In a market sector defined to a great extent by technological advancement, it's hard to imagine any of Apple's rivals pushing back new frontiers with anything like the same kind of zeal - and there is perhaps a sense that, as games machines at least, there is some missed potential here. Even though Tegra 3 lacks 3D performance compared to the IMG tech in the iPad, it is clearly capable enough for current mobile gaming - but next year, everything changes. The same 28nm chip production technology that makes the next-gen consoles possible, and that has made NVIDIA's Kepler GPUs so powerful and efficient, will also reach mainstream mobile production.
Tegra 3 will be superseded by NVIDIA's Project Wayne - said to offer a whole new level of graphical performance, offering a real challenge to performance leaders IMG. At the higher end of the scale, Intel's next CPU - which could well end up in a second-gen Surface Pro - is believed to offer a 2x to 3x graphical boost over the current HD4000 tech. Based on our recent integrated graphics testing, conceivably we could see Battlefield 3 and Crysis 2 running at 60 frames per second - on a tablet.

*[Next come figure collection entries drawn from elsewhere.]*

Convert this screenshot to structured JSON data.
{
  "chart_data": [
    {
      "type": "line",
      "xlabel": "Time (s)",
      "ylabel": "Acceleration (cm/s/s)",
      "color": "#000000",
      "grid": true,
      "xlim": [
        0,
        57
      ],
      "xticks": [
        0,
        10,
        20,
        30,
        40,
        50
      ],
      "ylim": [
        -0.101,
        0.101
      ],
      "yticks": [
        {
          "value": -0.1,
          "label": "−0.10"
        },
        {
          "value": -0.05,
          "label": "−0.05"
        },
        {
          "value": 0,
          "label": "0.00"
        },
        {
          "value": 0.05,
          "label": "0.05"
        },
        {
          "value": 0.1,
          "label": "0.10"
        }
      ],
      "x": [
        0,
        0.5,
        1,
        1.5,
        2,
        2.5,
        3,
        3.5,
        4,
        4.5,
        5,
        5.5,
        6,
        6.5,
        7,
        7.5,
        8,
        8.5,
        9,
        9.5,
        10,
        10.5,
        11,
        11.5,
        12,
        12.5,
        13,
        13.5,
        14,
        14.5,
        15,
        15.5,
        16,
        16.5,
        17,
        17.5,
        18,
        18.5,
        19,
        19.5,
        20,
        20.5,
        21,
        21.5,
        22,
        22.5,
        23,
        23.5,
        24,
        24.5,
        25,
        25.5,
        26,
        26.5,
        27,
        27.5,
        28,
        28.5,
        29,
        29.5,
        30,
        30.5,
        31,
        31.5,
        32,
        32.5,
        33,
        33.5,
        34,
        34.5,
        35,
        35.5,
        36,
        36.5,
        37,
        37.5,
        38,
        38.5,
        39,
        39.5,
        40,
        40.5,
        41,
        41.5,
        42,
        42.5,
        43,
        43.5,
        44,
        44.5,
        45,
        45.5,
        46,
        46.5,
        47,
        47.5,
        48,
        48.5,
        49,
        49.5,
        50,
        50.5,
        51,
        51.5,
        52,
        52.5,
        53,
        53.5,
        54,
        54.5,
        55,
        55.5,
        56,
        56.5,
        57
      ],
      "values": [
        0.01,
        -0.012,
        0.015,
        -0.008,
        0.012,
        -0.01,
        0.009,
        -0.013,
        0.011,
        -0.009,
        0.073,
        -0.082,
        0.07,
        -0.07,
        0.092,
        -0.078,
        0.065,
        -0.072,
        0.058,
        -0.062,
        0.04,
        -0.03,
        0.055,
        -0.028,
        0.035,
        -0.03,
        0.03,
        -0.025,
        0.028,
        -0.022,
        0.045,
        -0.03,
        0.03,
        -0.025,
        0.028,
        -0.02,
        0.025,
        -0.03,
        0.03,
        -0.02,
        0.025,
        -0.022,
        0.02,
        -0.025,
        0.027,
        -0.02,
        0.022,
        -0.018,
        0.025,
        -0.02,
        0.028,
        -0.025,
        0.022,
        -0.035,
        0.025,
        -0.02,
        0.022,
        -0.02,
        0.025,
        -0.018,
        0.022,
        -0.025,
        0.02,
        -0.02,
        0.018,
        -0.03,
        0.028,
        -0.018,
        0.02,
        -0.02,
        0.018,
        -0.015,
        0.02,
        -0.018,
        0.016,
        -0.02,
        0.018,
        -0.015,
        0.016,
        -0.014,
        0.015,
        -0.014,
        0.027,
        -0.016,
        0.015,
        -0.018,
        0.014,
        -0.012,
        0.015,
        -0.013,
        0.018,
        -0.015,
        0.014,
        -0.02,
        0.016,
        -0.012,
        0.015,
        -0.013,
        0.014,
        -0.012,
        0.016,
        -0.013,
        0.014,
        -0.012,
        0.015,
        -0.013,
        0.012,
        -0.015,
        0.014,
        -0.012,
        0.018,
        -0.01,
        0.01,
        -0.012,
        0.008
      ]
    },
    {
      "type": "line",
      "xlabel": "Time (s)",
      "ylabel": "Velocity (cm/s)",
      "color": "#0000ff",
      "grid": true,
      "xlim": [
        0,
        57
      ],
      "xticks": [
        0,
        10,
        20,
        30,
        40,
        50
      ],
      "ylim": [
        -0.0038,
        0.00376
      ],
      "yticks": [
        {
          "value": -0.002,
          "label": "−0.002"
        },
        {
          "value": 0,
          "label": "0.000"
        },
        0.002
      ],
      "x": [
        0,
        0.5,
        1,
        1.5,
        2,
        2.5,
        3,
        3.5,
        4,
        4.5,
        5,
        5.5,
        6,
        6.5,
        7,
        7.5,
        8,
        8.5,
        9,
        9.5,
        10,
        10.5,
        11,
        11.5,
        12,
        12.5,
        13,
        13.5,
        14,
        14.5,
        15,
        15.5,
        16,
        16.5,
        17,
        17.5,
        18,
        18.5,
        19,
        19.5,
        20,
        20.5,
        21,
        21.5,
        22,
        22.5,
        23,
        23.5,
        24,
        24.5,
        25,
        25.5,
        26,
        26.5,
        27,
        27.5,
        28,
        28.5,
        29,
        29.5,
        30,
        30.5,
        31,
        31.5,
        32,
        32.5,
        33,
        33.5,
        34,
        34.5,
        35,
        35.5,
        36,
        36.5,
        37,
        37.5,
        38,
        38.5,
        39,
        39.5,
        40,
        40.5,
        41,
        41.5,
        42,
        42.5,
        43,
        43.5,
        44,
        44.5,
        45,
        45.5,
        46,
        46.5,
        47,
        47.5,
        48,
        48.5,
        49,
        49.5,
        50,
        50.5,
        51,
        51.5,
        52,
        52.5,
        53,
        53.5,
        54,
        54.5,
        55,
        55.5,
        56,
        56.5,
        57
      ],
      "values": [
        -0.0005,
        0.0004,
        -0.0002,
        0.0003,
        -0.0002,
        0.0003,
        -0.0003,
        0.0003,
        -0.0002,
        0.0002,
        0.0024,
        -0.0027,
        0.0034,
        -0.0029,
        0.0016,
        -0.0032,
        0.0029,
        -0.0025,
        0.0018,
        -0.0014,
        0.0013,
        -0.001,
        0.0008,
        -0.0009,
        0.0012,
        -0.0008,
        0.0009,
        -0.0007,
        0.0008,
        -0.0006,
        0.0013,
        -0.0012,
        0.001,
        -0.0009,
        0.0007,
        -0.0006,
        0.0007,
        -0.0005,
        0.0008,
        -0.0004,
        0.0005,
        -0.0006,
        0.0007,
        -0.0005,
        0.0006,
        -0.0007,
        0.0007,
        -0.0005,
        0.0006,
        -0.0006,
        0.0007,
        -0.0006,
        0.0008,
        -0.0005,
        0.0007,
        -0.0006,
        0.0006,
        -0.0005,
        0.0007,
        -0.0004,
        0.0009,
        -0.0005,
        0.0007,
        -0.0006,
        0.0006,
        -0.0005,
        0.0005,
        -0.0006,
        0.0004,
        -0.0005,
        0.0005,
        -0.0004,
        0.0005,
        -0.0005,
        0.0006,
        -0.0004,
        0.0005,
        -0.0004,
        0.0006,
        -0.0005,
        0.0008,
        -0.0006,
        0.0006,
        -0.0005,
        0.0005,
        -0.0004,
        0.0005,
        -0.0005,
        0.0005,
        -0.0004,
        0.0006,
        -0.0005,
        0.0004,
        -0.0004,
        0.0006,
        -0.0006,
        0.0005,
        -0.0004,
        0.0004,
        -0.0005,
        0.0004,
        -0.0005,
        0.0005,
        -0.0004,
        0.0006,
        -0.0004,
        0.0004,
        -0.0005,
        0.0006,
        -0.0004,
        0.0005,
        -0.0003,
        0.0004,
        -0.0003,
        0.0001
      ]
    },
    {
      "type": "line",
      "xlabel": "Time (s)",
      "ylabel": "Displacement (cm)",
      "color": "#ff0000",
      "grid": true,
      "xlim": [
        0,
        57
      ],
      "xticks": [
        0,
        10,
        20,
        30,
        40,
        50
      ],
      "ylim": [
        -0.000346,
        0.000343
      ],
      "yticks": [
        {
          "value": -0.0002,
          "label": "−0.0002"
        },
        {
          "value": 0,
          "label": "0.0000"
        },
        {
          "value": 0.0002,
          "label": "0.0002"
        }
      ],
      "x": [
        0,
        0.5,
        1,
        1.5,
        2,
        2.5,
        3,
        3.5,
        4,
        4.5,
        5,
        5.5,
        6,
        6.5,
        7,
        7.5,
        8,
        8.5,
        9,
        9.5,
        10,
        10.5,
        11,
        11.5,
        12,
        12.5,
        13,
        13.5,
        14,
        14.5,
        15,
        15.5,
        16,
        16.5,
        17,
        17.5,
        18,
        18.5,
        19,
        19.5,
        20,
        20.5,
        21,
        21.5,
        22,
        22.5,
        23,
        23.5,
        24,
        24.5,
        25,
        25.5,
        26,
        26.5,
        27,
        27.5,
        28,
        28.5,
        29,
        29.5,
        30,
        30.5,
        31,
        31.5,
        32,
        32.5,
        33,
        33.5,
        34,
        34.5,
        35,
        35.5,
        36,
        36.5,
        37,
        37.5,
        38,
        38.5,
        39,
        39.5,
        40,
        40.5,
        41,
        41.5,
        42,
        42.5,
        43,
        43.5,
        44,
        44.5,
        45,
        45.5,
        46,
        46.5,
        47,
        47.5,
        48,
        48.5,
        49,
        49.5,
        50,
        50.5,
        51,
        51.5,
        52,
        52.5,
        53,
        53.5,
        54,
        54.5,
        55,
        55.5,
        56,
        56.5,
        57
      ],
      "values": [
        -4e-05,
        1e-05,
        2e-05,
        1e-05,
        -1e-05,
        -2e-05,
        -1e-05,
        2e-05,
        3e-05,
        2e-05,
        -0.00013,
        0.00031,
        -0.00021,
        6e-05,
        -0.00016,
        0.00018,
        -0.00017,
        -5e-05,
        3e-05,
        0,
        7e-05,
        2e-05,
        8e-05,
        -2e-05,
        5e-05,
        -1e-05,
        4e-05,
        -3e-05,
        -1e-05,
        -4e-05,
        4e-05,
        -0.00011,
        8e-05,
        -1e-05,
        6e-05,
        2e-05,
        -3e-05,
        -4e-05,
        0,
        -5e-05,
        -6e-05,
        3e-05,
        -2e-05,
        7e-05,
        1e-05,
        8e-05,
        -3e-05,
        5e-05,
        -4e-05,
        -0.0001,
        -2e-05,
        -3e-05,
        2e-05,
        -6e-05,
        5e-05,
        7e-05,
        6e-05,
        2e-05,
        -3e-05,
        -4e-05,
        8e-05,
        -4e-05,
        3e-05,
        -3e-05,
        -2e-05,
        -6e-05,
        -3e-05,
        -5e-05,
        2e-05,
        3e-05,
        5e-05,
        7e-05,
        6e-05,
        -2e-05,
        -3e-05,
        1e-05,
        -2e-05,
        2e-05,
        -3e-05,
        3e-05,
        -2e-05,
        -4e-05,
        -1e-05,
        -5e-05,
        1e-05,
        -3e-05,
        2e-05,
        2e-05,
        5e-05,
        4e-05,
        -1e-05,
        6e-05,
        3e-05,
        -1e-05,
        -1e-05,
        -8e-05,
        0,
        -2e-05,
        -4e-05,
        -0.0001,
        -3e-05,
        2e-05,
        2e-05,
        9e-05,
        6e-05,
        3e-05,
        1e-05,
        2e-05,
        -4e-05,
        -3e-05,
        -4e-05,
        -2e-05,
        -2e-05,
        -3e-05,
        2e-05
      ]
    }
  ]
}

But it's almost certain that Apple will take point on this new gaming revolution. Next year's iPad - hotly tipped to incorporate the new ARM Cortex A15 architecture and IMG's PowerVR Rogue chipset sees a leap in performance that should see the tablet's raw gaming potential reach and even exceed current-gen console levels, with the added benefit of DirectX 11-level GPU features. At that point, the platform becomes a viable target for AAA games development. Remember the first time you saw Infinity Blade on mobile? That is just a hint of where the platform could be heading - and while Google and Microsoft race to catch up with the current-gen iPad, once again it'll be Apple that pushes the game to the next level.